For \(k = p,p-1,...,1\)
Consider all \(k\) models that contain all but one of the predictors in \(M_k\), for a total of \(k-1\) predictors.
Choose the best model \(M_{k-1}\) among these \(k\) models based on the smallest RSS, or equivalently, largest \(R^2\).
Select a single best model from among \(M_0, M_1, ..., M_p\) models using the criteria Adjusted \(R^2\), Mallow’s Cp, AIC or BIC.
44.4 R implementation
library(leaps)
BP <- read.csv('data/BP.csv')
# Remove NA values from all variables
BP <- na.omit(BP)
BP$DM <- as.factor(BP$DM)
# Subset the data
BP <- BP[,-1]
# Backward stepwise selection
bwd.fm <- regsubsets(SBP ~ ., data=BP,
nbest=1, nvmax=6, intercept=TRUE,
method='backward')
bwd.summary <- summary(bwd.fm)
bwd.summary
Subset selection object
Call: regsubsets.formula(SBP ~ ., data = BP, nbest = 1, nvmax = 6,
intercept = TRUE, method = "backward")
6 Variables (and intercept)
Forced in Forced out
EthnicAsian FALSE FALSE
EthnicCaucasian FALSE FALSE
Age FALSE FALSE
Income FALSE FALSE
BMI FALSE FALSE
DM2 FALSE FALSE
1 subsets of each size up to 6
Selection Algorithm: backward
EthnicAsian EthnicCaucasian Age Income BMI DM2
1 ( 1 ) " " " " " " " " "*" " "
2 ( 1 ) " " " " " " " " "*" "*"
3 ( 1 ) " " " " "*" " " "*" "*"
4 ( 1 ) " " " " "*" "*" "*" "*"
5 ( 1 ) " " "*" "*" "*" "*" "*"
6 ( 1 ) "*" "*" "*" "*" "*" "*"
(Intercept) EthnicAsian EthnicCaucasian Age Income BMI DM2
-3.858060268 -0.002753277 -0.013373729 0.903319577 -0.003045831 2.348833049 4.073927322
# Customised plot
par(mfrow=c(2,2))
xlab <- 'Number of X-variables'
plot(x = bwd.summary$rss,
xlab=xlab, ylab='RSS',
type='l', col='blue')
index <- which.min(bwd.summary$rss)
points(x = index, y = bwd.summary$rss[index],
col='red', cex=2, pch=20)
plot(x=bwd.summary$adjr2,
xlab=xlab, ylab='Adjusted R2',
type='l', col='blue')
index <- which.max(bwd.summary$adjr2)
points(x = index, y = bwd.summary$adjr2[index],
col='red', cex=2, pch=20)
plot(x=bwd.summary$cp,
xlab=xlab, ylab='Mallow Cp',
type='l', col='blue')
index <- which.min(bwd.summary$cp)
points(x = index, y = bwd.summary$cp[index],
col='red', cex=2, pch=20)
plot(x=bwd.summary$bic,
xlab=xlab, ylab='BIC',
type='l', col='blue')
index <- which.min(bwd.summary$bic)
points(x = index, y = bwd.summary$bic[index],
col='red', cex=2, pch=20)
(Intercept) Age BMI DM2
-3.9018887 0.9022749 2.3487465 4.0731999
44.3 Comments
Like forward stepwise selection, this approach fits \(1 + p(p+1)/2\) models.

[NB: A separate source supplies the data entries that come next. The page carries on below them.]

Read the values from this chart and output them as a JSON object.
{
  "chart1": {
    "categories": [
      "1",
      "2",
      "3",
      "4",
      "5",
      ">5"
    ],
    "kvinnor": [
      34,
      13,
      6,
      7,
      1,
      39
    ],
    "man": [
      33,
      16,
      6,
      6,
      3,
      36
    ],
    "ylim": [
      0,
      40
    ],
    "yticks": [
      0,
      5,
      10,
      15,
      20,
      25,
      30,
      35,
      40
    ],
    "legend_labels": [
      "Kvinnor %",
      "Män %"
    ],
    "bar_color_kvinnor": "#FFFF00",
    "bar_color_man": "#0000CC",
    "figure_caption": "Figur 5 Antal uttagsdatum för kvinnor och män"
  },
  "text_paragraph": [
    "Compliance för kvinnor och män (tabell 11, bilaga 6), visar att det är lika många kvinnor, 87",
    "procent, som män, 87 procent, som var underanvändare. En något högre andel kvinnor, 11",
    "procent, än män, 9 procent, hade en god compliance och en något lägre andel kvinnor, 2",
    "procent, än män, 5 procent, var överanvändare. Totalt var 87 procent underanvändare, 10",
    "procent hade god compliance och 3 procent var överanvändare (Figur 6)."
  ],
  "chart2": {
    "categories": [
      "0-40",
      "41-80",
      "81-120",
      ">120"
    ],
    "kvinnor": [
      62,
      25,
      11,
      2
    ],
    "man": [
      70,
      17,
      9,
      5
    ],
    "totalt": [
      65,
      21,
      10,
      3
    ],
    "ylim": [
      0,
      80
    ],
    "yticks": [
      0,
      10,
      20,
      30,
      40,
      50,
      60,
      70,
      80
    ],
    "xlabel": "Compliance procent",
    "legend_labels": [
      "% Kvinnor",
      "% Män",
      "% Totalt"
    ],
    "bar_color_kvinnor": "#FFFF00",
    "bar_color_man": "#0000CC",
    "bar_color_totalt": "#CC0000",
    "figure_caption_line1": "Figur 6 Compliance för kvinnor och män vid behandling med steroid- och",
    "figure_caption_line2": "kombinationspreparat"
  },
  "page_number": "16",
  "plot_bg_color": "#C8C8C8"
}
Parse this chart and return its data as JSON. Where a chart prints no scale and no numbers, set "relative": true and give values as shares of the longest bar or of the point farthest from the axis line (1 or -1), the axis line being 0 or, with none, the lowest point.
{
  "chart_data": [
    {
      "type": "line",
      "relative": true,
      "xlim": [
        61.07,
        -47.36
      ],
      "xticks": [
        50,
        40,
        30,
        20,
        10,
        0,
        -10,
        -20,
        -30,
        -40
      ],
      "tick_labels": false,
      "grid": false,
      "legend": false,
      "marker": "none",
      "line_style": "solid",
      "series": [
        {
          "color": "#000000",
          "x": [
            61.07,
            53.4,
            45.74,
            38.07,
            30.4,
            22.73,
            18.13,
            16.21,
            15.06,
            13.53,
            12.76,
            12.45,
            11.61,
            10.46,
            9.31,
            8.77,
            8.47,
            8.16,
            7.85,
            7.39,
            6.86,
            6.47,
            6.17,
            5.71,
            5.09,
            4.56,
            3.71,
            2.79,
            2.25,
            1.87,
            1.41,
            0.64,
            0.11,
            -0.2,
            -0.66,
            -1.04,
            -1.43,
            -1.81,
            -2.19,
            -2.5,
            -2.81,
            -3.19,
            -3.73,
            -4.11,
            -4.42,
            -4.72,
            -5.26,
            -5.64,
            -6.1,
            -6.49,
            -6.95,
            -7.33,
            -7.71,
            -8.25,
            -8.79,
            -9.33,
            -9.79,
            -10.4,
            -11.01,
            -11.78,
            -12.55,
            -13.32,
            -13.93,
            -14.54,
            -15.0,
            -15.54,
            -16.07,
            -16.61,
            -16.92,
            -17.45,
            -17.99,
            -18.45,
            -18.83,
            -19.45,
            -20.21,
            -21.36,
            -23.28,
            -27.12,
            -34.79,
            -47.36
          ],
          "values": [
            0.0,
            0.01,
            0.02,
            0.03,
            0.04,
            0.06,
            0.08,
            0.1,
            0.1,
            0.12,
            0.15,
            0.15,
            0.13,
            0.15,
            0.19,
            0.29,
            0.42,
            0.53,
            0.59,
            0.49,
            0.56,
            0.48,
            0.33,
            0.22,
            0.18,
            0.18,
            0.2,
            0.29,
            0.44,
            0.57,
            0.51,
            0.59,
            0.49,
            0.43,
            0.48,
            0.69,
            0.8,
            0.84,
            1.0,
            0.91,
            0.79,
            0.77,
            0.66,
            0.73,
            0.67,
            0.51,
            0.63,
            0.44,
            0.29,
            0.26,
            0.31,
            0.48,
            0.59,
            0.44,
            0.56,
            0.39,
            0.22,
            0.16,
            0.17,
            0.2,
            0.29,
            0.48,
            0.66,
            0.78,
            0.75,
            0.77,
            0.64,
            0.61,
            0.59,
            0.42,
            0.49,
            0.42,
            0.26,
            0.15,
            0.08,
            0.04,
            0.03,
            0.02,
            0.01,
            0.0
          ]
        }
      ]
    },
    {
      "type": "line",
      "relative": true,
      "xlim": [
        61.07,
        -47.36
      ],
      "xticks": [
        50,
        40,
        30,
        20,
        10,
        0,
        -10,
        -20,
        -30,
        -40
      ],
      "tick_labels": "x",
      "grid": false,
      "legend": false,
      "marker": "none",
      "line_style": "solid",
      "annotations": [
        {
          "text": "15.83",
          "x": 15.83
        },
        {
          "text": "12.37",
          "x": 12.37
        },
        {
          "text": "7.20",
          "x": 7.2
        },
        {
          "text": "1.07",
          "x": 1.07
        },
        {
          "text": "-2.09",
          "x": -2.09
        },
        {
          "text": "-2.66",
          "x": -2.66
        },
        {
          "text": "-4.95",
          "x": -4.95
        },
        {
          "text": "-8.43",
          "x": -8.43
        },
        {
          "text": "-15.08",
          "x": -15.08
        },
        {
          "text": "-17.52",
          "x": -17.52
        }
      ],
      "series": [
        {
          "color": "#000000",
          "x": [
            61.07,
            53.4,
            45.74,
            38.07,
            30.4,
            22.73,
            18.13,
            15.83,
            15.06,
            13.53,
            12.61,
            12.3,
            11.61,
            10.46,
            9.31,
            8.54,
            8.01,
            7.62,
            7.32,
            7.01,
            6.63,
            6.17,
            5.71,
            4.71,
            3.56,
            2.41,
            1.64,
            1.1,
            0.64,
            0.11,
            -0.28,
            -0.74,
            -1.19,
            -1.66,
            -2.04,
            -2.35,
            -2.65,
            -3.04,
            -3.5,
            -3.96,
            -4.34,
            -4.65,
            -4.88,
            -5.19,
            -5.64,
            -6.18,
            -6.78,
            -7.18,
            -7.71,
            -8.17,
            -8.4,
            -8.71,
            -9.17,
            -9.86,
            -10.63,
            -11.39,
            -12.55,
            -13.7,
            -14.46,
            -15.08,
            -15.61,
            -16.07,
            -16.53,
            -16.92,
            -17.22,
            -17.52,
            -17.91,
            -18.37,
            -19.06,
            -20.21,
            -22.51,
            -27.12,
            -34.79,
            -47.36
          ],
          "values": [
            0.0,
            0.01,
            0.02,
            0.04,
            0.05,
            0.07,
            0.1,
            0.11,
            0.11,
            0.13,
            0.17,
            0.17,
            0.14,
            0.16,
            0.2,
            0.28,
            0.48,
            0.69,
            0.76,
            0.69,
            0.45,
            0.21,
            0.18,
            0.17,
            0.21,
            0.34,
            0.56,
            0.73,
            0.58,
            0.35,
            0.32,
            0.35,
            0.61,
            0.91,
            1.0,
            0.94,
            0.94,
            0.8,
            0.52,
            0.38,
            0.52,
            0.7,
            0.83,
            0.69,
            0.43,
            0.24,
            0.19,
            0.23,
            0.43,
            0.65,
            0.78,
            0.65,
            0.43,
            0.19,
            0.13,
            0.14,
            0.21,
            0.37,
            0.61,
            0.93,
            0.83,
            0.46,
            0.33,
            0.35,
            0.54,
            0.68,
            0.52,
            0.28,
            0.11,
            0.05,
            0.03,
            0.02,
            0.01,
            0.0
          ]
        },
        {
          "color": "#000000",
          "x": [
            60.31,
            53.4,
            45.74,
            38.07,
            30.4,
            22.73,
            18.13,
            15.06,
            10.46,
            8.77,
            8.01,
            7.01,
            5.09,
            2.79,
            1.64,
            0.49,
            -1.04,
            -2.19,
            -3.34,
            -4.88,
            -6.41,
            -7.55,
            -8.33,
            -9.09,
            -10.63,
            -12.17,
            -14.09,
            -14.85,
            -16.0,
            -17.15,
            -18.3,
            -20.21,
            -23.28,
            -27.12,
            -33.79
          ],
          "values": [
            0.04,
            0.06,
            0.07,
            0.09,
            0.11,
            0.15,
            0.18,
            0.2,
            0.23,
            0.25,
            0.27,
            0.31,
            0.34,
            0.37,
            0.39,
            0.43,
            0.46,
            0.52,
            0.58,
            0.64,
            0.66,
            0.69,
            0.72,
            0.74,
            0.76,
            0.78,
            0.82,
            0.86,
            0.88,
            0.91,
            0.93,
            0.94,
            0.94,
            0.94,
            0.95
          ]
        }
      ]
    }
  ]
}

The backward stepwise selection also provides an efficient alternative to best subset selection.
All models within backward selection approach are nested.
However, it It is not guaranteed to find the best possible model out of all \(2^p\) models containing subsets of the \(p\) predictors.
Backward selection requires that the number of samples \(n\) is larger than the number of variables \(p\) (\(n >> p\)).